20 Somethings

Most women have their first gynecological exam sometime during adolescence or their early twenties. These early years in your reproductive life are important, and maintaining a relationship with a trusted physician can help you achieve good health for today, and healthy pregnancies for tomorrow. The following topics are of particular interest to younger women. We hope this information will help you prepare for your initial visits.

Your First Pap Smear

The pap smear (or pap test, as it is sometimes called) is a test to screen women for cervical cancer. The American College of Obstetrics and Gynecology (ACOG) recom­mends that most women be screened at age 21. After that, the test is an important part of your annual examination. During the pelvic exam, your doctor will collect a specimen from the cervix which is analyzed for any abnormalities. The collection of cells may cause mild discomfort, somewhat similar to a menstrual cramp. This test allows your physician to detect abnormal changes before they become cancerous, and treat them if necessary. Women who have received the HPV vaccine (Gardasil) should still follow the standard screening schedule.
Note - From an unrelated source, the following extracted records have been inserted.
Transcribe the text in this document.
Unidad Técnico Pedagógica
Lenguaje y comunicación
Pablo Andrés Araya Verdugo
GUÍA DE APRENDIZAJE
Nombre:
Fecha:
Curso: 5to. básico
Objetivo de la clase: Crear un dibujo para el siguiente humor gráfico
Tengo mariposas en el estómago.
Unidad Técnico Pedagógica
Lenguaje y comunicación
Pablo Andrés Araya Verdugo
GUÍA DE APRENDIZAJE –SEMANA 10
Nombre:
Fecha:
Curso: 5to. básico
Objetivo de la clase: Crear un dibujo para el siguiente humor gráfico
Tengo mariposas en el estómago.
To ensure that your pap smear is as accurate as possible, schedule your exam when you won't be having your period. Also, refrain from intercourse, douching or using tampons for 48 hours prior to the exam.

You should receive the results of your test in approximately 1 weeks. You'll have a chance to talk with your physician before the exam, and we encourage you to ask any questions or express concerns so that we can help you have an informed, stress-free experience. For more information about ACOG recommendations and this test click here.

Birth Control

Choosing an appropriate and safe method of birth control can be daunting, but your physician at Women's Medical Center can provide you with information about the options available, and instructions for using that method effectively.

Each type of birth control—from oral contraceptives (birth control pills), to injections, to intrauterine devices—has its pros and cons, and no one solution is right for every woman. By assessing your health and talking to you about your family planning objectives, your doctor can help you make the choice that is right for you.

Cervical Cancer Vaccine (Gardasil©)

Most types of cervical cancer and genital warts are caused by the human papillomavirus (HPV). This virus is a common sexually transmitted disease that is passed by genital

contact, usually during sex. The Gardasil vaccine has been proven effective for the prevention of many types of HPV. The vaccine is given in three shots over a six-month period, and is recommended in girls and young women age 9-26 who have not previously been vaccinated.

Gardasil doesn't treat existing HPV infections, and doesn't guard against other sexually transmitted diseases. The Centers for Disease Control (CDC) offers more infor­mation about the vaccine and its effectiveness here.

A Relationship Built on Trust

Your relationship with the physicians and staff of Women's Medical Center is a vital part of your overall health and well-being. Good communication between you and your doctor is essential to receiving appropriate care, calming anxieties about the unknown, and planning for the future.

Many new patients are hesitant to ask questions for fear of being embarrassed, given the personal nature of obstetrics and gynecology. But you should remember that your doctor has "seen it all" and is a trusted ally who wants what is best for you. Your discussions with your physician are completely confidential, as are your medical records. Women's Medical Center is honored to partner with you in the journey toward good health. We strive to create an environment where patients feel secure and receive the best possible care.